Automatic optimal design of passive vibration control devices for buildings using two-level evolutionary algorithm

Unlike most studies on passive vibration control devices wherein mechanical topologies are fixed and only parameters need to be optimized, this study proposes a generic automatic design approach for both topology and parameters to explore control devices built up from different topological permutations of inerters, dampers, springs, rigid links, empty links, and auxiliary masses. The design problem is first transformed into a constrained multi-objective optimization problem (CMOP), whose objectives and constraints can be customized according to requirements and practical considerations. To prevent missing optimal control devices during solution processes, the CMOP is further divided into two coupled CMOPs addressing topology- and parameter-related variables separately.

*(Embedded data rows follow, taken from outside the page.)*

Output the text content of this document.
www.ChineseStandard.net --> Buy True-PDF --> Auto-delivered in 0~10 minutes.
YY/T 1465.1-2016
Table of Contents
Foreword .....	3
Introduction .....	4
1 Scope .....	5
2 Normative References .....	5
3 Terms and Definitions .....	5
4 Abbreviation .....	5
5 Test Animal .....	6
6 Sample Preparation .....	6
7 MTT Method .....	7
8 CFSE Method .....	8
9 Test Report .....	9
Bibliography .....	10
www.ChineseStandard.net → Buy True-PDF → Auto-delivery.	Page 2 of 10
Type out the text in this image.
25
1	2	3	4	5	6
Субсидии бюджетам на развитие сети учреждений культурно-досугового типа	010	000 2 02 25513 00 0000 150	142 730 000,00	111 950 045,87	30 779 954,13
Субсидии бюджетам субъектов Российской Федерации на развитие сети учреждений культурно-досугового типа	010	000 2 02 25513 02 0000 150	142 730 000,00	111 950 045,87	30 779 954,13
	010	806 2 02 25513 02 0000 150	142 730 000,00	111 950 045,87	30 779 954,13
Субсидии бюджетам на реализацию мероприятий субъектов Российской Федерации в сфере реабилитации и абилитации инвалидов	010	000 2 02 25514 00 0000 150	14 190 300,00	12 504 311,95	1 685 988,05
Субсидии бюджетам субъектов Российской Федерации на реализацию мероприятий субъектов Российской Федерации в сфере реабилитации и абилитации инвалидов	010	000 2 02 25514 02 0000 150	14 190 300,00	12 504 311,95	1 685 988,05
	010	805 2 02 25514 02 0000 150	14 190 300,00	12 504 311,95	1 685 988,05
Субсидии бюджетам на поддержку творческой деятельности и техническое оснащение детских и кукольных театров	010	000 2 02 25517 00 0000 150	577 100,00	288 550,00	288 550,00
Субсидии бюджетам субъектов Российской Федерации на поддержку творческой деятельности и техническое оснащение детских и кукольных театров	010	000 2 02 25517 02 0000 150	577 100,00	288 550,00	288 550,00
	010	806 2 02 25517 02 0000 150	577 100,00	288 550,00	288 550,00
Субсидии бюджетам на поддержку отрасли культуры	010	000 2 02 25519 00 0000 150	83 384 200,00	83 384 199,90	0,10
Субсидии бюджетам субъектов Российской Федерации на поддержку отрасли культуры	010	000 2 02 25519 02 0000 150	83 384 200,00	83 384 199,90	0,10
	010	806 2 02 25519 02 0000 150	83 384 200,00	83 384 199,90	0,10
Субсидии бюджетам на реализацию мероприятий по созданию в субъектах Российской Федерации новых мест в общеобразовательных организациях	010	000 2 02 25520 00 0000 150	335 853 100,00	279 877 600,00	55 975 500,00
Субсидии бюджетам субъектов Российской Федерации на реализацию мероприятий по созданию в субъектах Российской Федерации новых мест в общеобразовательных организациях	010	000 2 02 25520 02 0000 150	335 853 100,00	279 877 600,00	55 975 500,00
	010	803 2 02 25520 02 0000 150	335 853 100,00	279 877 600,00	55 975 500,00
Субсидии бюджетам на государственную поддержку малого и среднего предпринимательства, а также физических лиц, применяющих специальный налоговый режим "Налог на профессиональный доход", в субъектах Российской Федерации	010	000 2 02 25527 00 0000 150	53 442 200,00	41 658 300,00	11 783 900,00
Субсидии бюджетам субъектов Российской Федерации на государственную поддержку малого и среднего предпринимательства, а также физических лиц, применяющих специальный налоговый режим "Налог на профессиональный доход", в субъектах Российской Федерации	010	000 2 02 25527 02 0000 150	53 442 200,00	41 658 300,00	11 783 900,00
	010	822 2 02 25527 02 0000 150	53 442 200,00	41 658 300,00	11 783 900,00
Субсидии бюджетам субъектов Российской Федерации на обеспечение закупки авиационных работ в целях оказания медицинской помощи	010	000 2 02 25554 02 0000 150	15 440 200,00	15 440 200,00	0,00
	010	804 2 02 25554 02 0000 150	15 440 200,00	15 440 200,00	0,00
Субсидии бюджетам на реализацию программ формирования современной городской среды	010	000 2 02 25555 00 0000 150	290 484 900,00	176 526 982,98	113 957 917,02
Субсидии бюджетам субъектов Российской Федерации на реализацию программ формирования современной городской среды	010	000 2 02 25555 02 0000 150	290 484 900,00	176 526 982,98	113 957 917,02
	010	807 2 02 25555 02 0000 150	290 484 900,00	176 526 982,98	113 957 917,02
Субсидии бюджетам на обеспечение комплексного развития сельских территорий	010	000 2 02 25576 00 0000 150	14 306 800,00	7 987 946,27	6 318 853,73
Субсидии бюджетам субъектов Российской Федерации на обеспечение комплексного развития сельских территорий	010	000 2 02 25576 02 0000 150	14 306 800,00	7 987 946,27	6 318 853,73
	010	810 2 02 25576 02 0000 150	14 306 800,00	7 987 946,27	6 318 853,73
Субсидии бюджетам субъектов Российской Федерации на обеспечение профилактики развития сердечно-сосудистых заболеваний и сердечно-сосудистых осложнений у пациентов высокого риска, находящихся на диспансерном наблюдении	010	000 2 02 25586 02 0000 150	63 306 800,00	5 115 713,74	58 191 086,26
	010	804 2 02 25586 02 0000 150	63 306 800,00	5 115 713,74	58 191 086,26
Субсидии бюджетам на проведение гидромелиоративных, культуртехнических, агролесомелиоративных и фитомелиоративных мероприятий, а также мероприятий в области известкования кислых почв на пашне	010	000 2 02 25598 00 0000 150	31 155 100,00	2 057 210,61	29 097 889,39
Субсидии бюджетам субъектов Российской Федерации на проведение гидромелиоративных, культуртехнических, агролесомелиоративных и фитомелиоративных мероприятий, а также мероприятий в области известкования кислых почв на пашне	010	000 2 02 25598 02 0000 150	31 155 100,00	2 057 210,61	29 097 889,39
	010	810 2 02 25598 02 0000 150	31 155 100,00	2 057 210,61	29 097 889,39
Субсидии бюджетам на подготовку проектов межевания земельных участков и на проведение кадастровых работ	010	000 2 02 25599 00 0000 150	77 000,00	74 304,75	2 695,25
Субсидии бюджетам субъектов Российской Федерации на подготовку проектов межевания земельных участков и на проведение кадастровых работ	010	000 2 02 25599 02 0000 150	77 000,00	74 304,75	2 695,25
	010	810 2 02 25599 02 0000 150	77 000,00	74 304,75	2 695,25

Correspondingly, a two-level (outer and inner) evolutionary algorithm is proposed to solve the coupled CMOPs. The effectiveness of the proposed design approach is numerically verified under two cases, i.e., a 3-story building under ground-motion excitation and a 64-story tall building under wind loading. Two representative automatically-designed control devices are compared with tuned mass damper-inerter (TMDI) and tuned viscous mass damper (TVMD) in terms of response reduction and robustness evaluated by exerting perturbations on the mass, damping, and stiffness matrices of the uncontrolled structure. The obtained control devices outperform TMDI and TVMD in both cases on at least one objective. Especially in the second case, 13.5% and 17.3% more reduction on responses with only 52.9% and 36.0% sensitivity to perturbations in comparison to TMDI and TVMD are achieved, respectively.